Einsatz der Firma Hagemann in Mexiko
Schokolade statt Pesos und Vitamin B

Ochtrup -

In Mexiko wird gerade der größte Rollherdofen der Welt gebaut - und Mitarbeiter der Firma Hagemann aus Langenhorst wirkten vor Ort mit. Nach ihrem Auslandseinsatz wissen die Töpferstädter einiges zu berichten. Unter anderem von einem ziemlich wirkungsvollen Mitbringsel.

Donnerstag, 06.12.2018, 11:00 Uhr
Die Langenhorster feierten den berühmten Día de Muertos, den Tag der Toten, mit – ein buntes Volksfest in Mexiko. Foto: Firma Hagemann

„Och“, meint Christoph Wiers, „eigentlich war das ja nur ein normaler Montageauftrag.“ Und als er das sagt, lächelt er vielsagend. „Solche Aufträge im Ausland haben Mitarbeiter der Firma Hagemann hier aus Langenhorst ja auch schon öfter ausgeführt“, pflichtet ihm sein Kollege Tim Lehmann bei, und auch er schmunzelt ein wenig. „Im Untertreiben sind die beiden wohl Weltmeister“, versucht Claus Beike die beiden zu korrigieren.

Der Geschäftsführer der Hagemann GmbH, die sich mit Energie, Industriegasen und Reinstgastechnik beschäftigt, betont, dass die Beteiligung seines mittelständischen Unternehmens beim Bau des größten Rollherdofens der Welt, der derzeit in der Nähe des mexikanischen Guadalajara entsteht, doch schon etwas ganz Besonderes war. „Und eines kann ich mit richtigem Stolz und sehr zufrieden sagen: Die beiden und Bastian Schatz, der später hinterhergeflogen ist, weil er unbedingt gebraucht wurde, haben für unseren Laden eine Top-Visitenkarte abgegeben. Sowas wird uns auch zukünftig helfen“, klopft er symbolisch seinen Mitarbeitern anerkennend auf die Schulter.

Vor dem Rollherdofen (v.l.): Bastian Schatz, Heiko Dodt (Bauleiter der Firma Mannesmann), Christoph Wiers und Tim Lehmann.

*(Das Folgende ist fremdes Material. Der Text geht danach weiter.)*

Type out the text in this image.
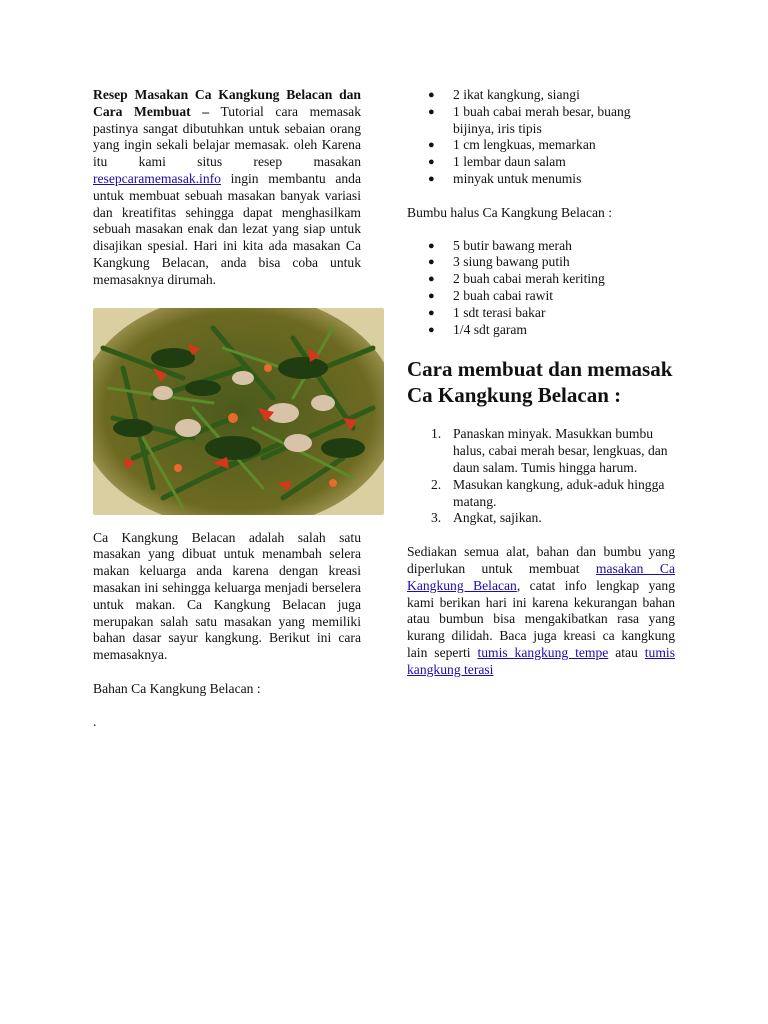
Resep Masakan Ca Kangkung Belacan dan Cara Membuat – Tutorial cara memasak pastinya sangat dibutuhkan untuk sebaian orang yang ingin sekali belajar memasak. oleh Karena itu kami situs resep masakan resepcaramemasak.info ingin membantu anda untuk membuat sebuah masakan banyak variasi dan kreatifitas sehingga dapat menghasilkam sebuah masakan enak dan lezat yang siap untuk disajikan spesial. Hari ini kita ada masakan Ca Kangkung Belacan, anda bisa coba untuk memasaknya dirumah.

Ca Kangkung Belacan adalah salah satu masakan yang dibuat untuk menambah selera makan keluarga anda karena dengan kreasi masakan ini sehingga keluarga menjadi berselera untuk makan. Ca Kangkung Belacan juga merupakan salah satu masakan yang memiliki bahan dasar sayur kangkung. Berikut ini cara memasaknya.

Bahan Ca Kangkung Belacan :

.
● 2 ikat kangkung, siangi
● 1 buah cabai merah besar, buang bijinya, iris tipis
● 1 cm lengkuas, memarkan
● 1 lembar daun salam
● minyak untuk menumis

Bumbu halus Ca Kangkung Belacan :

● 5 butir bawang merah
● 3 siung bawang putih
● 2 buah cabai merah keriting
● 2 buah cabai rawit
● 1 sdt terasi bakar
● 1/4 sdt garam
Cara membuat dan memasak Ca Kangkung Belacan :
1. Panaskan minyak. Masukkan bumbu halus, cabai merah besar, lengkuas, dan daun salam. Tumis hingga harum.
2. Masukan kangkung, aduk-aduk hingga matang.
3. Angkat, sajikan.

Sediakan semua alat, bahan dan bumbu yang diperlukan untuk membuat masakan Ca Kangkung Belacan, catat info lengkap yang kami berikan hari ini karena kekurangan bahan atau bumbun bisa mengakibatkan rasa yang kurang dilidah. Baca juga kreasi ca kangkung lain seperti tumis kangkung tempe atau tumis kangkung terasi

Vor dem Rollherdofen (v.l.): Bastian Schatz, Heiko Dodt (Bauleiter der Firma Mannesmann), Christoph Wiers und Tim Lehmann.

Die Weltfirma Mannesmann hatte bei diesem Mega-Projekt die Federführung, und die Linde AG holte aufgrund ihrer guten Erfahrungen die „Hagemänner“ mit ins Boot. „In Mexiko haben wir mit anderen internationalen und auch deutschen Firmen zusammengearbeitet. Das hat prima geklappt, auch untereinander“, erzählt Christoph Wiers weiter. Mexikanische Firmen waren für die Gewerke verantwortlich. „Die arbeiten auch gut, haben aber einen – sagen wir mal – kreativen Umgang mit Zeit und Ausführung“, erläutert Tim Lehmann. Als die beiden auf der Riesenbaustelle ankamen, stand das Kernstück des Rollherdofens noch komplett eingepackt da. Vorbereitung: Fehlanzeige. „Also mussten wir uns erstmal irgendwie einen Lkw-Kran besorgen. Es dauerte, bis wir herausbekamen, dass Vitamin B oder ein paar Pesos die Sache nicht beschleunigen – sondern Schokolade“, gibt Christoph Wiers interessante Erfahrungen preis. Also rief er seine Frau Caroline in Ochtrup an, die wegen ihres Familienhintergrunds auch noch bei einigen Sprachproblemen helfen konnte – und schickte sie ins DOC. Da gibt es ja einen ganz speziellen Süßigkeiten-Laden. Und der Inhalt des Päckchens, das dann per Luftfracht nach Mexiko düste, wirkte Wunder.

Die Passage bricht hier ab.